Третья мировая Баси Соломоновны

В книгу, составленную Асаром Эппелем, вошли рассказы, посвященные жизни российских евреев. Среди авторов сборника Василий Аксенов, Сергей Довлатов, Людмила Петрушевская, Алексей Варламов, Сергей Юрский… Всех их — при большом разнообразии творческих методов — объединяет пристальное внимание к внутреннему миру человека, тонкое чувство стиля, талант рассказчика.


Русский роман

Впервые на русском языке выходит самый знаменитый роман ведущего израильского прозаика Меира Шалева. Эта книга о том поколении евреев, которое пришло из России в Палестину и превратило ее пески и болота в цветущую страну, Эрец-Исраэль. В мастерски выстроенном повествовании трагедия переплетена с иронией, русская любовь с горьким еврейским юмором, поэтический миф с грубой правдой тяжелого труда.

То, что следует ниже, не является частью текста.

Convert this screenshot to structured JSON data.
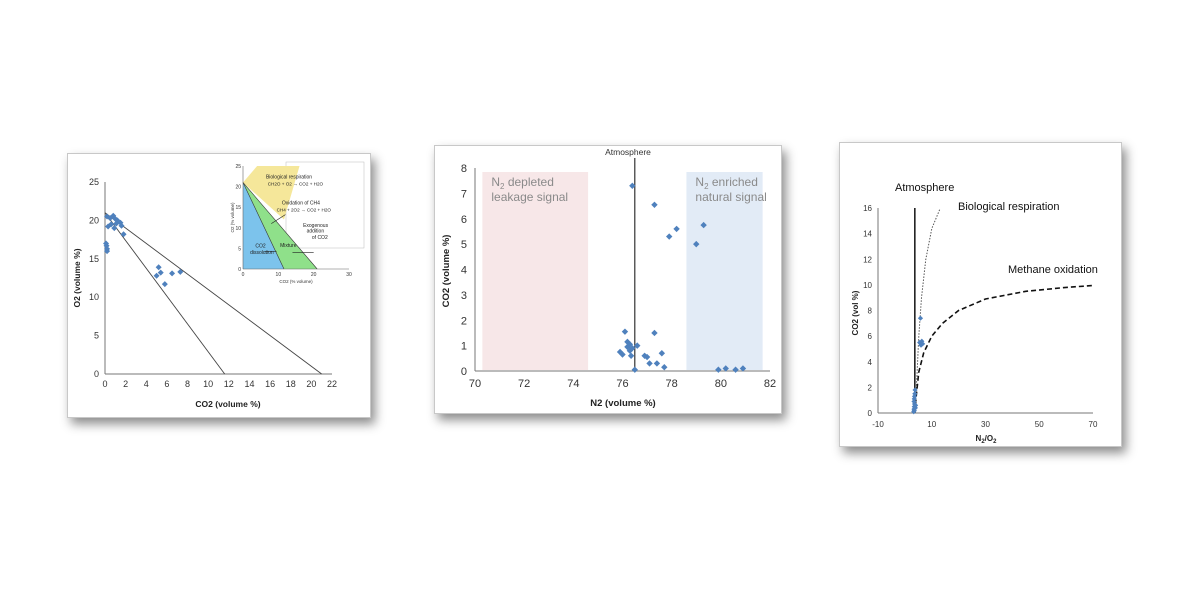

История обитателей маленькой долины, отвоеванной у природы, вмещает огромный мир страсти и тоски, надежд и страданий, верности и боли.«Русский роман» — третье произведение Шалева, вышедшее в издательстве «Текст», после «Библии сегодня» (2000) и «В доме своем в пустыне…» (2005).


Свежо предание

Роман «Свежо предание» — из разряда тех книг, которым пророчили публикацию лишь «через двести-триста лет». На этом параллели с «Жизнью и судьбой» Василия Гроссмана не заканчиваются: с разницей в год — тот же «Новый мир», тот же Твардовский, тот же сейф… Эпопея Гроссмана была напечатана за границей через 19 лет, в России — через 27. Роман И. Грековой увидел свет через 33 года (на родине — через 35 лет), к счастью, при жизни автора. В нем Елена Вентцель, русская женщина с немецкой фамилией, коснулась невозможного, для своего времени непроизносимого: сталинского антисемитизма.